Hall is serving a life sentence in federal prison in North Carolina for the 1993 kidnapping of school girl Jessica Roach, whose ravaged body was found in a cornfield. She had been out riding her bicycle. In Hall’s confession, which was read to the jury, he admitted that he raped Jessica and strangled her with a belt, the ends of which he held from behind a tree where the child was forced to sit so he wouldn’t have to see her face. He was not tried for murder because the teenager’s remains were mangled by a farmer’s combine to the extent that a cause of death could not be determined. HOLY HELL!! That's a new and extremely disturbing one on this show, folks.
Without a cause of death, the case was transferred to federal court and Hall was charged with bringing a minor across state lines for purposes of sex.
However, in 1996, the federal Seventh Circuit Court of Appeals in Chicago ruled that Hall should be given a new trial because the trial judge erred by not allowing the testimony of a psychologist that Hall’s mental condition led him to falsely confess, to please police. He was convicted again at a second trial and sentenced to life without parole.

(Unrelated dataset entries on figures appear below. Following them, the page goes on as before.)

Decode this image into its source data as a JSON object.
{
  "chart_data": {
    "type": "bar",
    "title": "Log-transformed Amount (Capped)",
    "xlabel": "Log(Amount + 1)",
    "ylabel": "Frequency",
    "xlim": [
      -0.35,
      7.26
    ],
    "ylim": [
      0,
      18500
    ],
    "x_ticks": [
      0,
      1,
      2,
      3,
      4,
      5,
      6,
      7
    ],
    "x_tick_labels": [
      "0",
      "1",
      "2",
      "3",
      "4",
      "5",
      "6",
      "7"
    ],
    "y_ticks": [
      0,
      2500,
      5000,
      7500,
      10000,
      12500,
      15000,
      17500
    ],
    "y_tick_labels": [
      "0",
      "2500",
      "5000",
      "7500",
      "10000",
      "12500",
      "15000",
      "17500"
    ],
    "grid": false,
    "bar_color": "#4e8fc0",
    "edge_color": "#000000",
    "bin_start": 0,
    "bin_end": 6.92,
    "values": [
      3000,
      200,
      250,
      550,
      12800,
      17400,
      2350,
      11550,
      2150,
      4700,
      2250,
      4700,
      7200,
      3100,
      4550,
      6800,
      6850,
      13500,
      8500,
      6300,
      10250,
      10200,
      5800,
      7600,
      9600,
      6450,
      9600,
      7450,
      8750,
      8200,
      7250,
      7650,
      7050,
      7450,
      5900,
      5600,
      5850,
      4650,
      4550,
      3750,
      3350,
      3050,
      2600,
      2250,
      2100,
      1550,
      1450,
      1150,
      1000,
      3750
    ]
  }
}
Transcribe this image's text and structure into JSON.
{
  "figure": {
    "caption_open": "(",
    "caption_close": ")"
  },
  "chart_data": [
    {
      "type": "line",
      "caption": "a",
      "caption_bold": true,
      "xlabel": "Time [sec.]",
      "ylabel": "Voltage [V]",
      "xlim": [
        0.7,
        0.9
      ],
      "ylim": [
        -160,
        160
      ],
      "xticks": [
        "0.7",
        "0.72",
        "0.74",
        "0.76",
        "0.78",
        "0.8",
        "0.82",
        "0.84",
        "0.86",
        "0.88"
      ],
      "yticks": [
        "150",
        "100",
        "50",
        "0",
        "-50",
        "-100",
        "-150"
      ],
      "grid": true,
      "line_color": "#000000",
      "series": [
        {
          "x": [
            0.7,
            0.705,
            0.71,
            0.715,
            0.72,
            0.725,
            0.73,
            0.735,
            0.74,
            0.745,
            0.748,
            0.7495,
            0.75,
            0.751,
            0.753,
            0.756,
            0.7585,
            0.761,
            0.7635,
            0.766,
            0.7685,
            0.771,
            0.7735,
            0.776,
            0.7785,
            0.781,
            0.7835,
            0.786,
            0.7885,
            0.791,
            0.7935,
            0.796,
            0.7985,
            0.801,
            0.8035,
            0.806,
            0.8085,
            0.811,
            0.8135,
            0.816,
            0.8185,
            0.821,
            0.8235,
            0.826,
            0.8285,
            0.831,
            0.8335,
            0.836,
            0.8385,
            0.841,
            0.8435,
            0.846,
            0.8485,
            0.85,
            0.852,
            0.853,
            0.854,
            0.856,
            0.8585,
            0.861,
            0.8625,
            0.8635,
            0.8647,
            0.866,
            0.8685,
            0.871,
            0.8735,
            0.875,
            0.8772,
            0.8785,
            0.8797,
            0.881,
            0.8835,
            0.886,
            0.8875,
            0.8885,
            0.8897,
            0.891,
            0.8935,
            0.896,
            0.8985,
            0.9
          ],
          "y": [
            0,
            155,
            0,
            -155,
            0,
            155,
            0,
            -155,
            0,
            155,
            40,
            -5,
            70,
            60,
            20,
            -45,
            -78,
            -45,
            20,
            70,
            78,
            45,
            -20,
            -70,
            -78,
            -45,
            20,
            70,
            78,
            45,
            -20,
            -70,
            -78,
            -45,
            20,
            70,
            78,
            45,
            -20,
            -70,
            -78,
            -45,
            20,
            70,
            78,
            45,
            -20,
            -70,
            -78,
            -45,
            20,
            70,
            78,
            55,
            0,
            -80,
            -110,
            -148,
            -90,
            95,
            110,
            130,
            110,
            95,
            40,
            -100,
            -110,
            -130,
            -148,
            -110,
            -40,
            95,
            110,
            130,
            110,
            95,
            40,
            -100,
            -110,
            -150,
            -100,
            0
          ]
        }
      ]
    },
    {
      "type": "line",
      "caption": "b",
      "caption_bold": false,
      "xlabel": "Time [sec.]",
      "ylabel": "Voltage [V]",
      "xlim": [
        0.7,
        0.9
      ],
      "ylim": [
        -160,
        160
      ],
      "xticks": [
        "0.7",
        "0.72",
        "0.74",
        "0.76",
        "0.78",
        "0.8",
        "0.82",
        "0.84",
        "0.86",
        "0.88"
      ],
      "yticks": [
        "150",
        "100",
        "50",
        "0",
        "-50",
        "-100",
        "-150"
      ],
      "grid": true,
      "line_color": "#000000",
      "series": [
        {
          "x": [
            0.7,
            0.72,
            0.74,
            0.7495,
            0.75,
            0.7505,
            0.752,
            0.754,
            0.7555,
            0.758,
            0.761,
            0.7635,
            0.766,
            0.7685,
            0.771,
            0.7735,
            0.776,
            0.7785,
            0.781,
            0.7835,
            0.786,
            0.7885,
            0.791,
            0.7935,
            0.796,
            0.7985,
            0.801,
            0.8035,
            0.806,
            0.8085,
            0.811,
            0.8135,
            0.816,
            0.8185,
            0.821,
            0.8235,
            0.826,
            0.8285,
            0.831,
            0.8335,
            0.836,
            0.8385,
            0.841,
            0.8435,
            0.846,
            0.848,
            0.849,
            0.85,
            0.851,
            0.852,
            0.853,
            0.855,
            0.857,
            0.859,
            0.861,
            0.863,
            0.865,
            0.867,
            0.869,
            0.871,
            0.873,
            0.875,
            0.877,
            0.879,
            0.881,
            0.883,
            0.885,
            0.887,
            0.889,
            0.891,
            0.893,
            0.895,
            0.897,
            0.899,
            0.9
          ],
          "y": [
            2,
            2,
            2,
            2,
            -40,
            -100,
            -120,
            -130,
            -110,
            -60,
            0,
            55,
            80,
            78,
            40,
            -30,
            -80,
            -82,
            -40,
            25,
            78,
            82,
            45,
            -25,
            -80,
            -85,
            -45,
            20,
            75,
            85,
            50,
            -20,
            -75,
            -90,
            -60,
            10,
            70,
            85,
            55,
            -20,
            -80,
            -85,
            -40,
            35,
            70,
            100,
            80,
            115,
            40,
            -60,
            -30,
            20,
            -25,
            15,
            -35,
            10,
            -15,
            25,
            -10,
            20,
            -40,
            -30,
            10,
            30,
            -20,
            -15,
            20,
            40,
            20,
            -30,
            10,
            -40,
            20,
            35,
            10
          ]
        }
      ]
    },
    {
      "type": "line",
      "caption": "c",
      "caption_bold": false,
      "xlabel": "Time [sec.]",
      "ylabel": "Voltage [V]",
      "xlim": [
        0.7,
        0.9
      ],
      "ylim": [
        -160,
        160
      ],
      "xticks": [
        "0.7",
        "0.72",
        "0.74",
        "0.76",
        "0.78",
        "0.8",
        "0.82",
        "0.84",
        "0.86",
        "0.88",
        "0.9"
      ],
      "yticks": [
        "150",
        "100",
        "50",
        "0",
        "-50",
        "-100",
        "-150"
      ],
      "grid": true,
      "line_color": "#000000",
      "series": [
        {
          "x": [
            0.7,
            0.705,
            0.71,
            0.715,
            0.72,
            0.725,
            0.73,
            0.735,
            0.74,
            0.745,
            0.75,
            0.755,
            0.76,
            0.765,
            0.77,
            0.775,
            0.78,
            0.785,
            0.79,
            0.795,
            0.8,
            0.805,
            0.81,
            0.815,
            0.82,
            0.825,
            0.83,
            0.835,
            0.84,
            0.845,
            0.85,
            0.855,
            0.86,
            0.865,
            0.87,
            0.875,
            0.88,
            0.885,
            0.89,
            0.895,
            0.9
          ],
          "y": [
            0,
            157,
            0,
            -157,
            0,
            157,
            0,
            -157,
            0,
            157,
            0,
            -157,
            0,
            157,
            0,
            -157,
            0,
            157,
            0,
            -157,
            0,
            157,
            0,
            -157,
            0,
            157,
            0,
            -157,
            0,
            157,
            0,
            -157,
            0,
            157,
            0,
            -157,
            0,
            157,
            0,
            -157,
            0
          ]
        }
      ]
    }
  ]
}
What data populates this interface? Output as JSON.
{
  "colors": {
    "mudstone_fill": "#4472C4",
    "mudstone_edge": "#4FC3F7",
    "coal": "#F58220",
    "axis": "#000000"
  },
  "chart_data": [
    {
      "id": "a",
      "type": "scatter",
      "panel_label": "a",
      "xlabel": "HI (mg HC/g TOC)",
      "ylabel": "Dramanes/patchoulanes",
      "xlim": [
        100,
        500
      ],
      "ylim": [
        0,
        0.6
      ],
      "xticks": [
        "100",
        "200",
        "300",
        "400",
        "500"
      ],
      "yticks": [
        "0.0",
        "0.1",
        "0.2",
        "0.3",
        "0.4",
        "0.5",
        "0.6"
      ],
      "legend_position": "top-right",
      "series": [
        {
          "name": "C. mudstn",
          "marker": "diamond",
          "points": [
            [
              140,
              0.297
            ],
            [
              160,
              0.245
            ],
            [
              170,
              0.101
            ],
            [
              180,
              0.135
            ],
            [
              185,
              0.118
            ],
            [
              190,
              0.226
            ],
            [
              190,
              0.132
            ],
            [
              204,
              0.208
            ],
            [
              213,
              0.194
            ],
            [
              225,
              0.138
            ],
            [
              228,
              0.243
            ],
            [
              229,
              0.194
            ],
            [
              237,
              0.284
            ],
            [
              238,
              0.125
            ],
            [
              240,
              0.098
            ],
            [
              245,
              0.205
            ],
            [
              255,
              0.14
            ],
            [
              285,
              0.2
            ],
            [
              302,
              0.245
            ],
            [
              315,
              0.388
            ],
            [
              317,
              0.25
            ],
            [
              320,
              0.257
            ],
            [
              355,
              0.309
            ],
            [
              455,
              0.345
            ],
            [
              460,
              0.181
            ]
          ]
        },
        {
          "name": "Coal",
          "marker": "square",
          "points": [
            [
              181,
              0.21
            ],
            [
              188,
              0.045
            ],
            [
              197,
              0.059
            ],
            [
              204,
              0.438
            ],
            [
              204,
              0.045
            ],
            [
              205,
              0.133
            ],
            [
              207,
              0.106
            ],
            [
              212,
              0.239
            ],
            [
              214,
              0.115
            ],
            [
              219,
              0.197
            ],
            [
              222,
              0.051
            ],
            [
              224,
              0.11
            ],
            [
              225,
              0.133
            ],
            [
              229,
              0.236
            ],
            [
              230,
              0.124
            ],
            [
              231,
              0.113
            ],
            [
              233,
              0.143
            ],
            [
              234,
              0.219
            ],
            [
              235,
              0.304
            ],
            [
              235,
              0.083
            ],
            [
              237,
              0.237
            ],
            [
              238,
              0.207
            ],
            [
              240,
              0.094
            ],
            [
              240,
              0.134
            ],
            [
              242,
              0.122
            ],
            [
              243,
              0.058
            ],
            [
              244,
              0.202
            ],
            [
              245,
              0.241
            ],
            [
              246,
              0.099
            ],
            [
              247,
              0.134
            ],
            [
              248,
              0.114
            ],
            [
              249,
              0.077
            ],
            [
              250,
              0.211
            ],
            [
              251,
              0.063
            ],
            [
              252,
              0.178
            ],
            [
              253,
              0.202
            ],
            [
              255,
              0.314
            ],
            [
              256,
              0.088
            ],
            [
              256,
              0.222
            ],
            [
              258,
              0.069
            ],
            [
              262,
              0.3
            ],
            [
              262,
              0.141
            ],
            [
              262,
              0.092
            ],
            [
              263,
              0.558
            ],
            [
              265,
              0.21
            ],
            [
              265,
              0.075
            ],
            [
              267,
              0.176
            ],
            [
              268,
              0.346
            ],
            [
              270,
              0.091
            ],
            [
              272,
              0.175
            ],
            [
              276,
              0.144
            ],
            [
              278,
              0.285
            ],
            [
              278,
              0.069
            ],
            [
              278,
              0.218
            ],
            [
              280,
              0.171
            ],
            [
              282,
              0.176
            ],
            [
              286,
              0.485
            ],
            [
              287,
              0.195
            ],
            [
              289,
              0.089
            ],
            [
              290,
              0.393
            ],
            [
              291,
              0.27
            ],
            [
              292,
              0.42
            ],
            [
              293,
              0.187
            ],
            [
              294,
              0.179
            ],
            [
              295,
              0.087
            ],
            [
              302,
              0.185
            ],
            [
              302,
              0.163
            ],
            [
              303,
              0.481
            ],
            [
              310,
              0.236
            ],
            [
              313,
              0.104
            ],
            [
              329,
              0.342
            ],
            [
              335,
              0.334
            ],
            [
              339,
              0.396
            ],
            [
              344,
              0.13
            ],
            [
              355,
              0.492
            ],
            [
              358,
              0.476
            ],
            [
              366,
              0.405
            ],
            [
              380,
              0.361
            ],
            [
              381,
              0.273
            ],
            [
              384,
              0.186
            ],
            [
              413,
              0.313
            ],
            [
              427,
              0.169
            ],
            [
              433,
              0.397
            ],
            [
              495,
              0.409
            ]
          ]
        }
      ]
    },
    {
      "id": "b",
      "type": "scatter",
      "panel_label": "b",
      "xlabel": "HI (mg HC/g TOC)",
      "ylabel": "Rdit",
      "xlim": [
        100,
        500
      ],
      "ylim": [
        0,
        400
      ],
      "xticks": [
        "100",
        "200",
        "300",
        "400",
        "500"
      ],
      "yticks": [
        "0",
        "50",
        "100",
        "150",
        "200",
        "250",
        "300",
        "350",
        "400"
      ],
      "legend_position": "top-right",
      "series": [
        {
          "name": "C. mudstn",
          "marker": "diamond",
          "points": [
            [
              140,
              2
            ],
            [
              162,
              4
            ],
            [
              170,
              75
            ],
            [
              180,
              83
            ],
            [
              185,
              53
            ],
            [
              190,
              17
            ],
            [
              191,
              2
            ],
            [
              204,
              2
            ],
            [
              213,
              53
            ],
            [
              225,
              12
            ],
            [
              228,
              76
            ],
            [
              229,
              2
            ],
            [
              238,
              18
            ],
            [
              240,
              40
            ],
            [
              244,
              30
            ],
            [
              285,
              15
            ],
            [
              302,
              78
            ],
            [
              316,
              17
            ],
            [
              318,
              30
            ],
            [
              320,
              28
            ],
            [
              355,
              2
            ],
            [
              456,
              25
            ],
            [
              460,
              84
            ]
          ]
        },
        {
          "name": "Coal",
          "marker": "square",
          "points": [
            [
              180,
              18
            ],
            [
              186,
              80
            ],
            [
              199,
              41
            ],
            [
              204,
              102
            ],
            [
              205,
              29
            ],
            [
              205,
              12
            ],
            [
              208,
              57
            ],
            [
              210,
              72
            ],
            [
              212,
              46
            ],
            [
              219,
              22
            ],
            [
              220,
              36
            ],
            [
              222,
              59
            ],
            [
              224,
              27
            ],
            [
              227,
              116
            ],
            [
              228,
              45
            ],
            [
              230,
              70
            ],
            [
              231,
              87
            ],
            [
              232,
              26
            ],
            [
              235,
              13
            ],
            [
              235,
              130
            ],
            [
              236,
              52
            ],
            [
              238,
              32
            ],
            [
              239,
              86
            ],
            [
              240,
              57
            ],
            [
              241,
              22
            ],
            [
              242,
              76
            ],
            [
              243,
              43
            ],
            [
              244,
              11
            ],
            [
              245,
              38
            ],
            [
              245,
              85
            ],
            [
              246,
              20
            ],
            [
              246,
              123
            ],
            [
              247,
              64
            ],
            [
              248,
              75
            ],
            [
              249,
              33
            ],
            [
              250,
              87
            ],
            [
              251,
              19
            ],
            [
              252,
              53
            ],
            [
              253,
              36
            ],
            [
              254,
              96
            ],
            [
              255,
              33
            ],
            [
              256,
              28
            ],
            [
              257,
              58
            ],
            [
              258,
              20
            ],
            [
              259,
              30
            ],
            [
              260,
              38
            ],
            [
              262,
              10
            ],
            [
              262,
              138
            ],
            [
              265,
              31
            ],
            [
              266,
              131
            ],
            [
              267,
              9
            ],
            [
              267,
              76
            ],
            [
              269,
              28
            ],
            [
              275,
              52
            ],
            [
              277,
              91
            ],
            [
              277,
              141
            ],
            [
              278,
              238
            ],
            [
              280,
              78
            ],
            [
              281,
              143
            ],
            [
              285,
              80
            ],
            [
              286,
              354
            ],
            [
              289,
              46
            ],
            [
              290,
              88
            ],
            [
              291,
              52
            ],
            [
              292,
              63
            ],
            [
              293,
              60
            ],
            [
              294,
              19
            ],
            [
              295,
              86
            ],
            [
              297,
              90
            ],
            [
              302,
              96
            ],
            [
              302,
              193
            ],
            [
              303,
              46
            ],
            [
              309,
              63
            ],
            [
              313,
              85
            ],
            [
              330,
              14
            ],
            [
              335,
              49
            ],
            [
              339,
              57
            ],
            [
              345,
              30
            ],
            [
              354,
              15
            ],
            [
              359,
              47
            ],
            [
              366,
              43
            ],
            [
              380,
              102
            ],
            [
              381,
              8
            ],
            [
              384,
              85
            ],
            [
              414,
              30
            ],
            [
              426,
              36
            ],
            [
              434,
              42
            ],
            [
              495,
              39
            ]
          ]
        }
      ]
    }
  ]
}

Hall also confessed to police to killing 20-year-old Laurie Depies after abducting her in Menasha in northern Wisconsin. But he was never charged in connection with her 1992 disappearance, even though he said he killed her and scraps of paper were found in his van on which he had written “Lori” and “Fox River Mall,” where Depies worked. Authorities said they could not corroborate his confession, a legal requirement to bring murder charges.
The strange, 30-year odyssey of Larry Hall, a twin who once lived in an Indiana cemetery and wandered the Midwest in a van, involved occasionally attending Civil War re-enactments dressed as a Union soldier, and toying with police despite a low IQ of 85, according to a police report. Hall sent a letter to author Christopher H. Martin, who is from Hall’s hometown of Wabash, Indiana. Martin wrote a book about Hall’s alleged murderous sprees titled, “Urges: A Chronicle of Serial Killer Larry Hall.”